I folded my arms over myself in a desperate shield, my small hands trembling against the breasts. My cheeks burned scarlet, shame and helplessness painting me raw. My heart felt too big for my ribs, hammering so hard I thought it might crack.

I turned my back to him, heart hammering. Maybe if I didn’t look at him, maybe if I made myself small, invisible, he’d lose interest in this cruel game. 

Then came the touch. His hand slid around my back, fingers brushing the curve of my side as he pulled me against him. His body was a wall of heat at my back, his breath brushing the wet strands of my hair. A gasp escaped me, too soft, too fragile to carry the defiance I wanted it to.

My pulse roared in my ears. Why was he doing this himself? Why not summon one of his endless staff? Was this his punishment — to reduce me to trembling, to watch me fold beneath his presence?

But when the sponge touched my skin, it was… gentle. Almost unbearably so. The rough texture grazed across my shoulder blade, down my spine, leaving behind a trail of warmth that warred with the cool water. Each movement was deliberate, patient, as though he was carving something invisible into me with every stroke.

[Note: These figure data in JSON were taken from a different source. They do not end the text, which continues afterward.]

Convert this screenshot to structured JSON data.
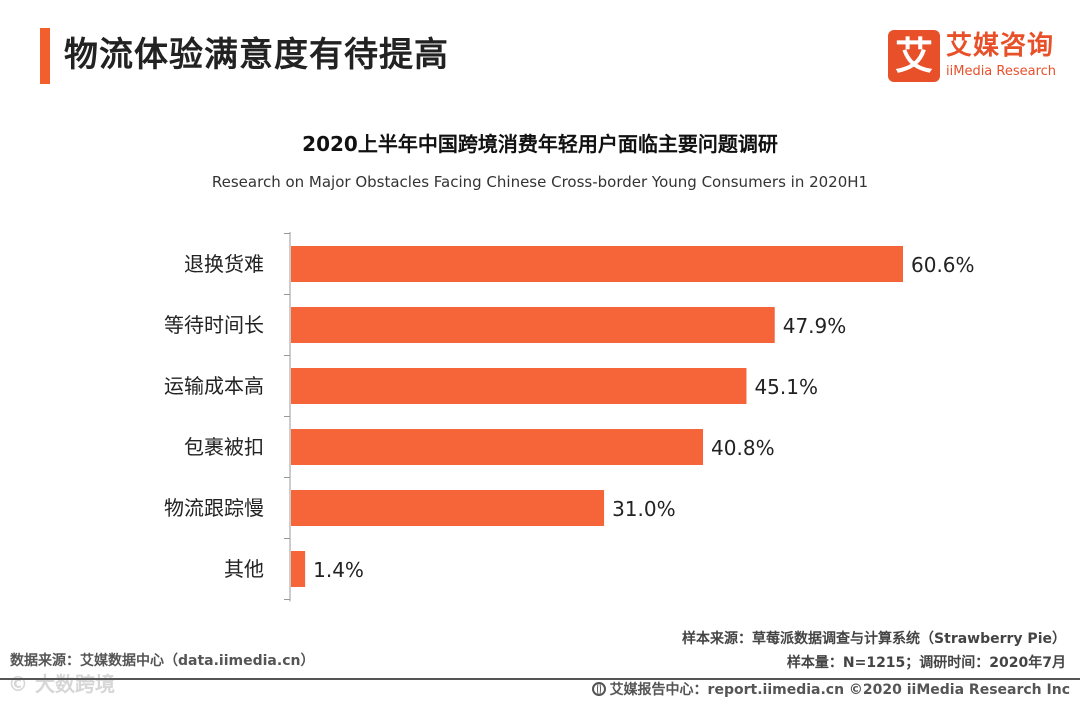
{
  "page": {
    "title": "物流体验满意度有待提高",
    "accent_color": "#f25f2d"
  },
  "logo": {
    "glyph": "艾",
    "name": "艾媒咨询",
    "en": "iiMedia Research",
    "color": "#e8502a"
  },
  "chart_data": {
    "type": "bar",
    "orientation": "horizontal",
    "title": "2020上半年中国跨境消费年轻用户面临主要问题调研",
    "subtitle": "Research on Major Obstacles Facing Chinese Cross-border Young Consumers in 2020H1",
    "categories": [
      "退换货难",
      "等待时间长",
      "运输成本高",
      "包裹被扣",
      "物流跟踪慢",
      "其他"
    ],
    "values": [
      60.6,
      47.9,
      45.1,
      40.8,
      31.0,
      1.4
    ],
    "value_labels": [
      "60.6%",
      "47.9%",
      "45.1%",
      "40.8%",
      "31.0%",
      "1.4%"
    ],
    "unit": "%",
    "xlim": [
      0,
      62
    ],
    "bar_color": "#f6643a",
    "grid": false,
    "legend": "none"
  },
  "footer": {
    "data_source": "数据来源：艾媒数据中心（data.iimedia.cn）",
    "sample_source": "样本来源：草莓派数据调查与计算系统（Strawberry Pie）",
    "sample_size": "样本量：N=1215；调研时间：2020年7月",
    "report_center": "艾媒报告中心：report.iimedia.cn  ©2020  iiMedia Research  Inc",
    "watermark": "© 大数跨境",
    "line_color": "#555555"
  }
}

I bit my lip hard to stop the sound rising in my throat. I didn’t want him to hear me break, didn’t want to give him the satisfaction. Yet the silence between us was louder than any scream, filled with the slow drag of the sponge, the steady rhythm of his breathing, and the erratic stutter of my own.

I squeezed my eyes shut. This isn’t happening. It can’t be happening.

But it was.

“See?” his voice broke the air at last, low and maddeningly calm, close enough that I felt it against my ear. “Nothing to fear.”

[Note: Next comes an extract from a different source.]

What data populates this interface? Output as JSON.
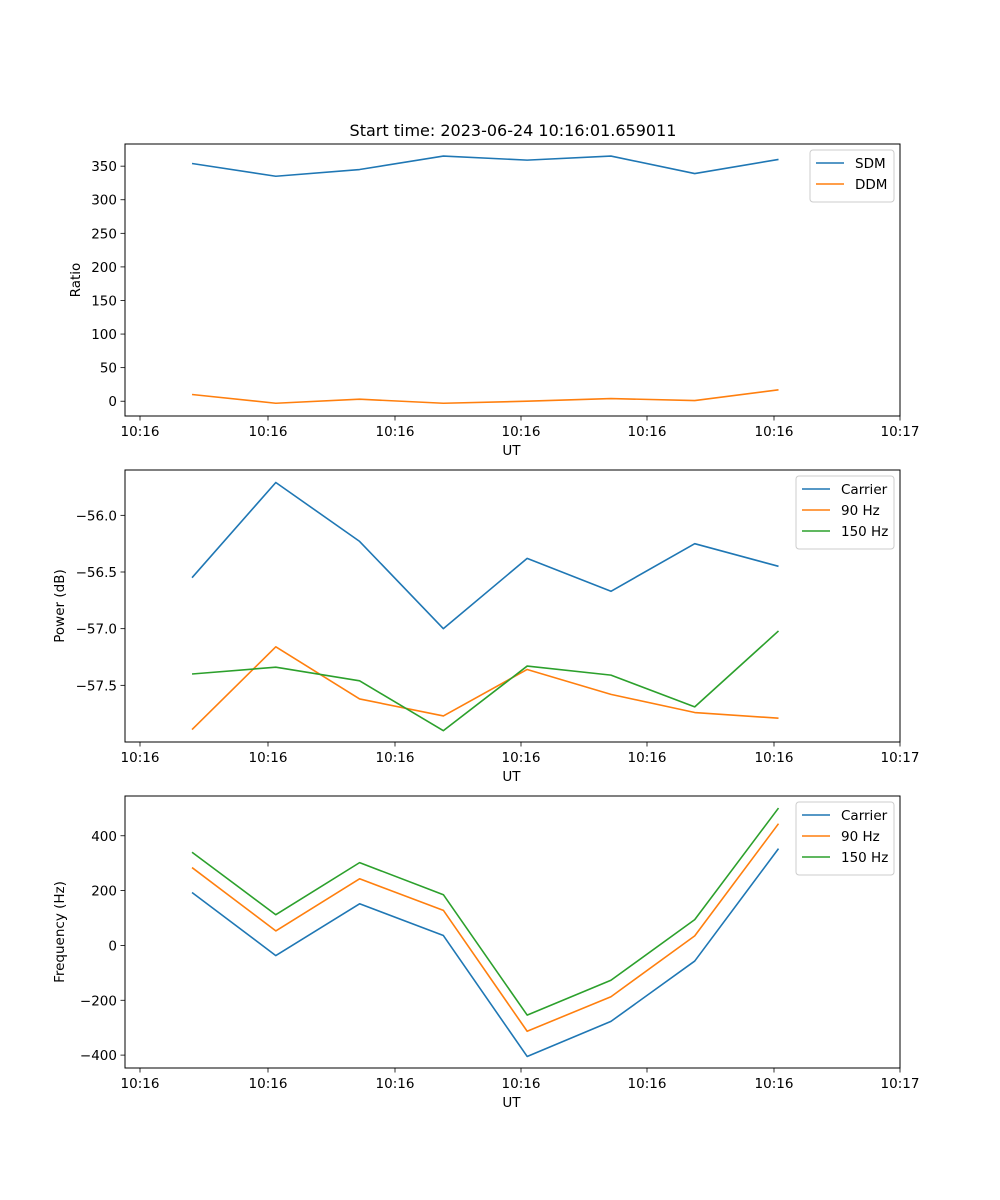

Nothing to fear? My whole body was screaming. Every nerve was on edge. He was the most dangerous man in Valmont, and here he was — bathing me as if it were the most natural thing in the world.

“Lorenzo…” I whispered, hating how weak it sounded, how my voice trembled.

The sponge paused mid-stroke. He leaned in just slightly, his shadow swallowing the flickering candlelight on the tiles. “Yes?”

I couldn’t say it. Couldn’t ask him to stop, couldn’t beg, couldn’t fight. My throat closed around the words, and in the silence that followed, the only thing louder than my pounding heart was the soft sound of water lapping against porcelain.

He resumed, slower this time, almost tauntingly, as if waiting to see how much I could take before I shattered.

And I hated myself most of all for not moving. For staying there in his hands, caught between fear, humiliation, and something I refused to name.

The sponge fell into the water with a quiet splash. His hand lingered on my shoulder, warm, steady, claiming. “You’re trembling,” he murmured. “Why?”

I gripped my knees to stop the shaking, but the truth spilled anyway, in the quickening of my breath, in the redness of my face, in the way I couldn’t meet his eyes when he shifted to kneel beside the tub.

His gaze burned into me, piercing, searching. And for the briefest second, I thought I saw it. doubt flickering in his icy blue eyes, a man at war with himself.